One preventative task to prevent plants from becoming waterlogged is to put down mulch after planting. Mulch helps plants retain the water they already have, and may prevent too much from soaking in. Mulch helps reduce soil compaction, which contributes to the overwatering problem.


Protect Your Plants From the Wind

Be sure plants are anchored well, especially those that grow heavy branches with fruit (like tomatoes) or up vines and trellises, such as beans.

Also, building a fence around your planting area with open slats is a great way to combat the wind. Individual pickets with small openings between the stakes will allow for some airflow while stopping most wind, better than a solid wall can. A solid wall would create more turbulence in the wind, while one that has room for airflow can slow down wind speeds without creating new, strong currents.

Planting hedgerows or bushes along your where your plants are is another excellent way to protect plants from the wind. These sturdy, hearty bushes will take most of the brunt of the fast-moving wind.


Protect Your Plants From the Cold

The first frost is imminent. You have several stubborn tomatoes that haven’t yet turned ripe on account of being late bloomers, and you know that one night out in the cold will kill them for good. What’s the solution?

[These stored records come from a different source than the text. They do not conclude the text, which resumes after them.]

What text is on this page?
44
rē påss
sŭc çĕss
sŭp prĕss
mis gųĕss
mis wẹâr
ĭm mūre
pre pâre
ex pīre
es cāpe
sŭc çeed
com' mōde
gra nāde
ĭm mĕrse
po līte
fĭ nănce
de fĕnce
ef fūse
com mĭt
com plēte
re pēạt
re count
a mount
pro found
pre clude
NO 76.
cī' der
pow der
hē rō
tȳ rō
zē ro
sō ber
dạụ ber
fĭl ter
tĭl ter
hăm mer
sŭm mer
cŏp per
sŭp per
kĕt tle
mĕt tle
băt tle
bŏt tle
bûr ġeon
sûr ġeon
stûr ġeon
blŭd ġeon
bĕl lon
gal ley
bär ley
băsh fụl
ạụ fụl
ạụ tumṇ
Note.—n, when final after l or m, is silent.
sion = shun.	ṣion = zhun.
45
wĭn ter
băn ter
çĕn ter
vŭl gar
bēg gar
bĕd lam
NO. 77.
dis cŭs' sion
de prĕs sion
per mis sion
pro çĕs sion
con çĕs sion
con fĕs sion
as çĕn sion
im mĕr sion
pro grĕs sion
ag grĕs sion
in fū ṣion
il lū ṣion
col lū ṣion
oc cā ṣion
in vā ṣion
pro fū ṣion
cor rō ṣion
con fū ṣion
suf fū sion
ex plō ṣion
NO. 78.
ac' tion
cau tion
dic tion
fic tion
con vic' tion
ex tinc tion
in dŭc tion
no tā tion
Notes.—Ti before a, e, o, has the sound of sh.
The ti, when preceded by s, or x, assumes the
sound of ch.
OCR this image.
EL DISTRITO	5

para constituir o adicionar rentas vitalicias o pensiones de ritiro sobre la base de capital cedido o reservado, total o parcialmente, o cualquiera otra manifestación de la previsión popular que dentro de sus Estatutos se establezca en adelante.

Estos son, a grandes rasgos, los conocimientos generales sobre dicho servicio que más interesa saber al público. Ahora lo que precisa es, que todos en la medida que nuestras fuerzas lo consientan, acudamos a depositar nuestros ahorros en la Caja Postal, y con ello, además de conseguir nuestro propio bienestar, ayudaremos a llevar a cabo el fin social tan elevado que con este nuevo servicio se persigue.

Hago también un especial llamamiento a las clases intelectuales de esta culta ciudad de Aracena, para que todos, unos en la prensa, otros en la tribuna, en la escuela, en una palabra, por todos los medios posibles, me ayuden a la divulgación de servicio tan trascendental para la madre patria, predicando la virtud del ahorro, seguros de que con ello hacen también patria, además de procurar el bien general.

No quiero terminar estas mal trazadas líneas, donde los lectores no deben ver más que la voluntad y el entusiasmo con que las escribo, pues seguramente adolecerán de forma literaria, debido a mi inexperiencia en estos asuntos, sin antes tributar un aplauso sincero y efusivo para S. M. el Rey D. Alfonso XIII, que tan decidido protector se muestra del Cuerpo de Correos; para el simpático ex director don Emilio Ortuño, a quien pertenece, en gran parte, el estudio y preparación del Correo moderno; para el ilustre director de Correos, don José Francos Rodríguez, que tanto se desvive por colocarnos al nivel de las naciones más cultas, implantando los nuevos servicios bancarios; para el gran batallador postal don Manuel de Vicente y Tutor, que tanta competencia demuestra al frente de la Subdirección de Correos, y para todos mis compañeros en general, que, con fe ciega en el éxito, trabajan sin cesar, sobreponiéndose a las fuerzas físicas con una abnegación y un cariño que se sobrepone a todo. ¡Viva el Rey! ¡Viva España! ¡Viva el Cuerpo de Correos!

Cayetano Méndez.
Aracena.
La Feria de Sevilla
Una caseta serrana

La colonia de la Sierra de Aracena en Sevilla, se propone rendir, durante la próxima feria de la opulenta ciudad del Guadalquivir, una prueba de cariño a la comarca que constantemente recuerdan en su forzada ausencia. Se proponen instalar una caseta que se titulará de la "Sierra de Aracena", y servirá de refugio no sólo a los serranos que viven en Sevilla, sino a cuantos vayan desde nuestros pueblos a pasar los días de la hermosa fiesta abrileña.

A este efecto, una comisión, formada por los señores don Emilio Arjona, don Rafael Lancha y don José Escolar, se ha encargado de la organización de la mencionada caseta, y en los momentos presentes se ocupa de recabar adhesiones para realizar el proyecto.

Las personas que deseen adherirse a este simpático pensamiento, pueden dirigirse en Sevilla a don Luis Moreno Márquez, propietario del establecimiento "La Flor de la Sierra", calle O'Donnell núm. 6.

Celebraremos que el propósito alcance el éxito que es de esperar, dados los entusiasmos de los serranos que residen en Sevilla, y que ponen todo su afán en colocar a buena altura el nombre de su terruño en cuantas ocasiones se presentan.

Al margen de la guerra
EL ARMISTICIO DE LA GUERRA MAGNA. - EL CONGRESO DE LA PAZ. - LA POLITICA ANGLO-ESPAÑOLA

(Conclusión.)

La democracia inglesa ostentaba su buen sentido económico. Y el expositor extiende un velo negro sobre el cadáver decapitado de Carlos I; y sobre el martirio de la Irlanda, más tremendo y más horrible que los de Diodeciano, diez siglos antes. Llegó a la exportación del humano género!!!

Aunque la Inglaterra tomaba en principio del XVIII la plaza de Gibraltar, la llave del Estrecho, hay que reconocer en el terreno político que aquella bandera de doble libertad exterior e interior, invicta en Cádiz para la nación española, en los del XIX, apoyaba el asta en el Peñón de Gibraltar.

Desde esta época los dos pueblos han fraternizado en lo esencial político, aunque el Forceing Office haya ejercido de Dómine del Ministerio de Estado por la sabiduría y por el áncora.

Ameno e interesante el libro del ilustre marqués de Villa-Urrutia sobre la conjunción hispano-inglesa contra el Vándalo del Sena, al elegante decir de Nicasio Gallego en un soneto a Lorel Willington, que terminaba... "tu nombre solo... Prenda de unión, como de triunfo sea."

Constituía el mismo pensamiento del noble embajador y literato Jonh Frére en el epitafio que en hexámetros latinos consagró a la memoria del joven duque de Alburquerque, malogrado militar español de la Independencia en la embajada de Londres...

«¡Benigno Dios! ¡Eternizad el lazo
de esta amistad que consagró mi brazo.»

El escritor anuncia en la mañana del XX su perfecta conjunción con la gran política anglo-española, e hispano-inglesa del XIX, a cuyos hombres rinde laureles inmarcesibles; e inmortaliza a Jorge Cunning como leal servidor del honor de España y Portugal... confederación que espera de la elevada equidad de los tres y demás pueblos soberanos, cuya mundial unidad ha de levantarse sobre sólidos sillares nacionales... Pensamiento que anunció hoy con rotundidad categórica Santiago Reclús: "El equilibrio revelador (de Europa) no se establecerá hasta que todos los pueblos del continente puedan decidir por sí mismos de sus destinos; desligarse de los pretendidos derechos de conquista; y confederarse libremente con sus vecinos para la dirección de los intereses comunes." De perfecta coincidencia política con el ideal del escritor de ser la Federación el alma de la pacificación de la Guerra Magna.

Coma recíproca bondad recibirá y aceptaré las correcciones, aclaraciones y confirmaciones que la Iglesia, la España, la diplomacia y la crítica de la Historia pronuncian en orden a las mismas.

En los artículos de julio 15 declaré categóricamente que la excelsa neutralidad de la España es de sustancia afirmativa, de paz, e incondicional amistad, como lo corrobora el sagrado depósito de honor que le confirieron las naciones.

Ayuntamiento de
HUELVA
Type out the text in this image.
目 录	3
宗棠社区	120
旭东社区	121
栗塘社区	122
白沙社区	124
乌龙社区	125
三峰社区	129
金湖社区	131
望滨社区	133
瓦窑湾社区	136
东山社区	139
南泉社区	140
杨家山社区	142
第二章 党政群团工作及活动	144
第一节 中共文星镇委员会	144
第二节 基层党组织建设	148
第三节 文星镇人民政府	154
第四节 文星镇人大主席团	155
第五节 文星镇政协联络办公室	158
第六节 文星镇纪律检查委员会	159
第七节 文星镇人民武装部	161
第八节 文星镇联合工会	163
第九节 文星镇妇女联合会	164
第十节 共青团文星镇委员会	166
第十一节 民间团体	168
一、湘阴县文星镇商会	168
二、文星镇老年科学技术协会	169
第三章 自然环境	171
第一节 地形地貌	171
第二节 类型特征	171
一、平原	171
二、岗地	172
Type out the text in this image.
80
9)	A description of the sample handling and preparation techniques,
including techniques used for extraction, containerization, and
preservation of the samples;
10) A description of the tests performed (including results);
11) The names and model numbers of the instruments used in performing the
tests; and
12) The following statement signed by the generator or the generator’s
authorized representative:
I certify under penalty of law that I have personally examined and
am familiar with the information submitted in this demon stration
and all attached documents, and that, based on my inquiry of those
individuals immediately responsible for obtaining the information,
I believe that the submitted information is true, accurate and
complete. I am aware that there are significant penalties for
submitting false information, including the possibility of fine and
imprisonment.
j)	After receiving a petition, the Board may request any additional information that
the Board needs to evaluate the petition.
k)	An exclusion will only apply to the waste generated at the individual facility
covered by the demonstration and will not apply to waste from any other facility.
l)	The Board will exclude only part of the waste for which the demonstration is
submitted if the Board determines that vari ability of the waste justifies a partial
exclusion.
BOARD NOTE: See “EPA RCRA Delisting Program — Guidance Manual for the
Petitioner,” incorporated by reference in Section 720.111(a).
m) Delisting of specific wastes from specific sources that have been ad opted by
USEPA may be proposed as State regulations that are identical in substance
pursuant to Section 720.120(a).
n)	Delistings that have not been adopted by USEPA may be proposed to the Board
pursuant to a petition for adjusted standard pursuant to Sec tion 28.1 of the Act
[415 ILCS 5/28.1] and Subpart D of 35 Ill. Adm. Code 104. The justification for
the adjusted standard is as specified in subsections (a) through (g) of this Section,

Covering them. Covering fragile plants that are extra sensitive to cold with a clear tarp prevents them from being exposed to frost and cold temperatures. The clear coating allows whatever sun might come up in the morning from shining through. Take it off in the morning after the temperatures warm up, and your plants will thank you for it by continuing to survive.


A More Permanent Solution

Greenhouses are an excellent choice for year-round plant growth as they protect your growing plants from the elements and extreme temperatures. It’s possible to grow plants in the dead of winter in a greenhouse, as long as you supply proper heating to keep temperatures comfortable, typically between 75-85 degrees during the day and 60-75 at night.